RubiX - A Cache Framework for Cloud Platforms

RubiX is a lightweight data caching framework that can be used by SQL-on-Hadoop engines. RubiX is designed to work with cloud storage systems like AWS S3 and Azure Blob Storage. Rubix can be extended to support any engine that accesses data in cloud stores using the Hadoop FileSystem interface via plugins. Using the same plugins, RubiX can also be extended to support other cloud stores as well.

Benchmarks

This chart plots the time taken without caching vs the time taken with RubiX

We saw improvements as big as 8x, with the more data being read in a query the higher the improvements. Some queries, as seen in the chart, only saw a slight improvement because they were not computed intensively. In such cases, the cache is not of as much benefit.

Benefits

enterprise

Columnar Caching for faster warmup times

RubiX is a FileSystem Cache and works with files and byte ranges. The advantage is that only byte ranges that are required are read and cached. Such a system works well with columnar format readers like ORC and Parquet which request only certain columns stored in specific byte ranges.
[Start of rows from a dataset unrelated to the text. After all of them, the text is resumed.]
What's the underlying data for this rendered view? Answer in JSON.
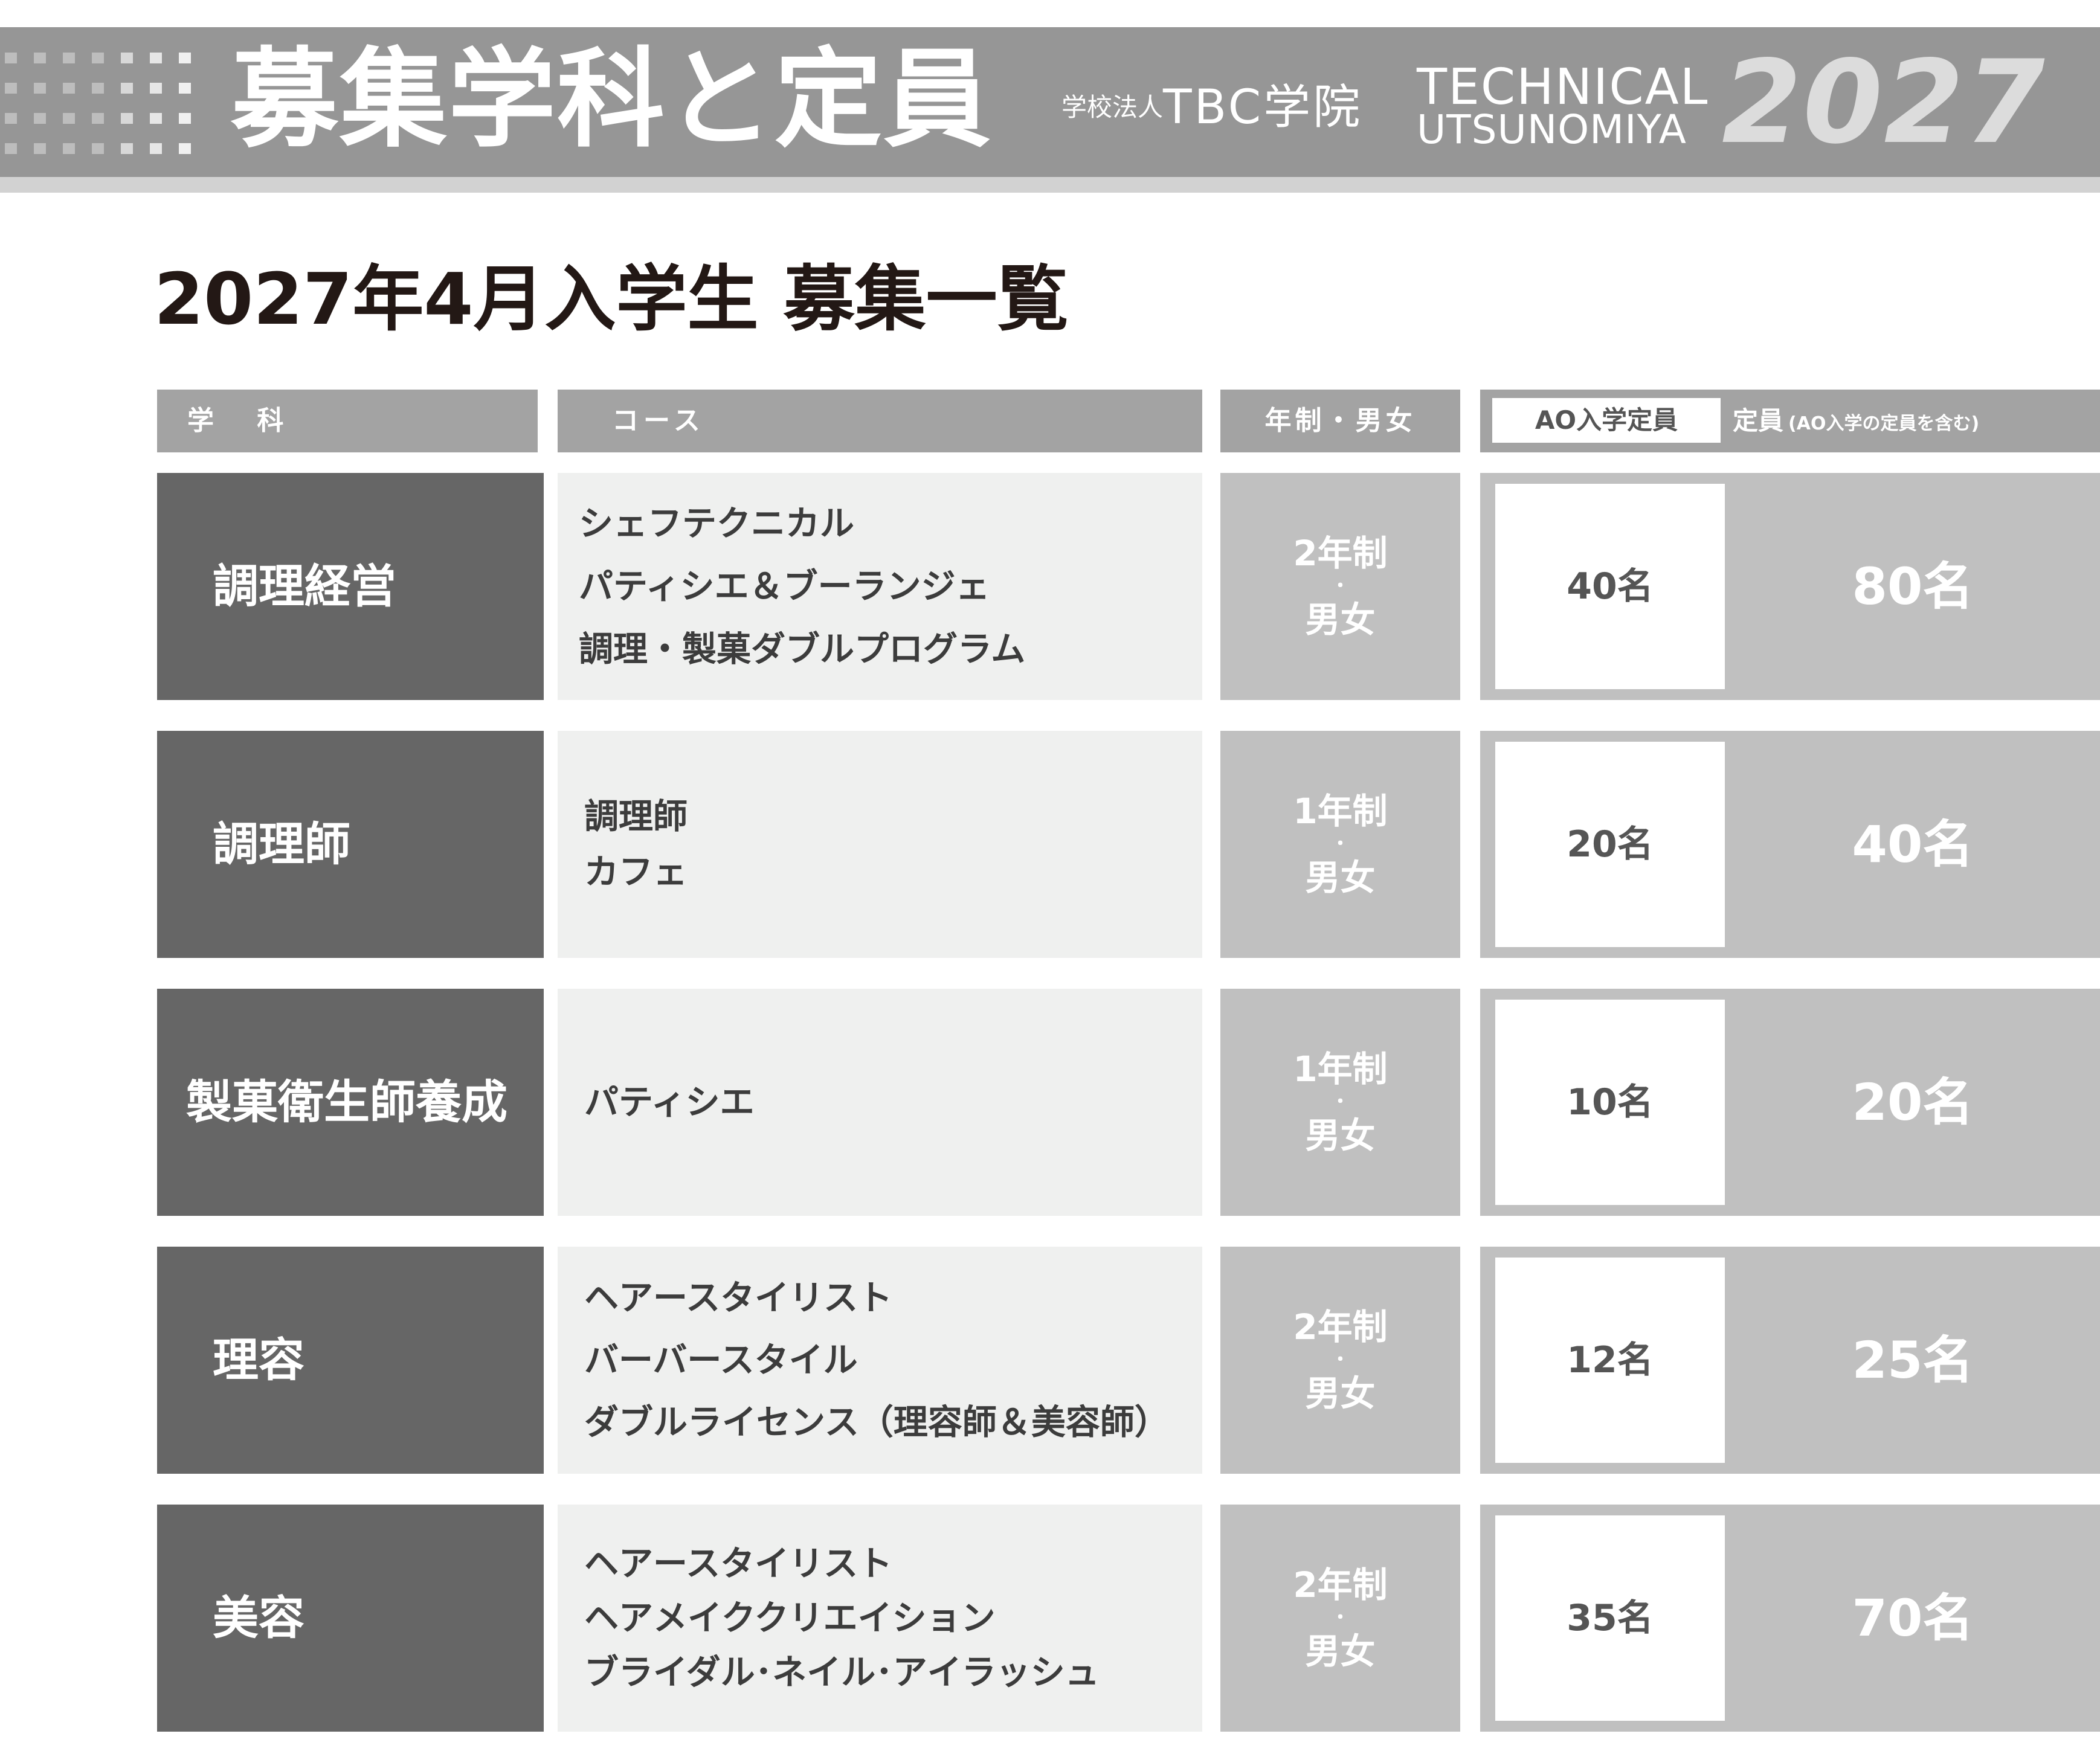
{
  "header": {
    "title": "募集学科と定員",
    "corp_prefix": "学校法人",
    "corp_name": "TBC学院",
    "brand_line1": "TECHNICAL",
    "brand_line2": "UTSUNOMIYA",
    "year": "2027",
    "colors": {
      "band": "#969696",
      "band_rule": "#d2d2d2",
      "year_text": "#dcdcdc"
    }
  },
  "subtitle": "2027年4月入学生 募集一覧",
  "table": {
    "headers": {
      "dept": "学 科",
      "course": "コース",
      "years_sex": "年制・男女",
      "ao": "AO入学定員",
      "total": "定員",
      "total_note": "(AO入学の定員を含む)"
    },
    "rows": [
      {
        "dept": "調理経営",
        "courses": [
          "シェフテクニカル",
          "パティシエ＆ブーランジェ",
          "調理・製菓ダブルプログラム"
        ],
        "years": "2年制",
        "sep": "・",
        "sex": "男女",
        "ao": "40名",
        "total": "80名"
      },
      {
        "dept": "調理師",
        "courses": [
          "調理師",
          "カフェ"
        ],
        "years": "1年制",
        "sep": "・",
        "sex": "男女",
        "ao": "20名",
        "total": "40名"
      },
      {
        "dept": "製菓衛生師養成",
        "courses": [
          "パティシエ"
        ],
        "years": "1年制",
        "sep": "・",
        "sex": "男女",
        "ao": "10名",
        "total": "20名"
      },
      {
        "dept": "理容",
        "courses": [
          "ヘアースタイリスト",
          "バーバースタイル",
          "ダブルライセンス（理容師＆美容師）"
        ],
        "years": "2年制",
        "sep": "・",
        "sex": "男女",
        "ao": "12名",
        "total": "25名"
      },
      {
        "dept": "美容",
        "courses": [
          "ヘアースタイリスト",
          "ヘアメイククリエイション",
          "ブライダル･ネイル･アイラッシュ"
        ],
        "years": "2年制",
        "sep": "・",
        "sex": "男女",
        "ao": "35名",
        "total": "70名"
      }
    ]
  }
}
Engine Independent Scheduling Logic

RubiX decides which node will handle a particular split of the file and always returns the same node for that split to the scheduler, thereby allowing schedulers to use locality-based scheduling. RubiX uses consistent hashing to figure out where the block should reside. Consistent hashing allows us to bring down the cost of rebalancing the cache when nodes join or leave the cluster, e.g. during auto-scaling.

Shared Cache across JVMs

RubiX has a Cache Manager on every node which manages all the blocks that are cached. Every job whether it runs in the same JVM (Presto) or separate JVMs (Spark) refers to the cache manager to read blocks.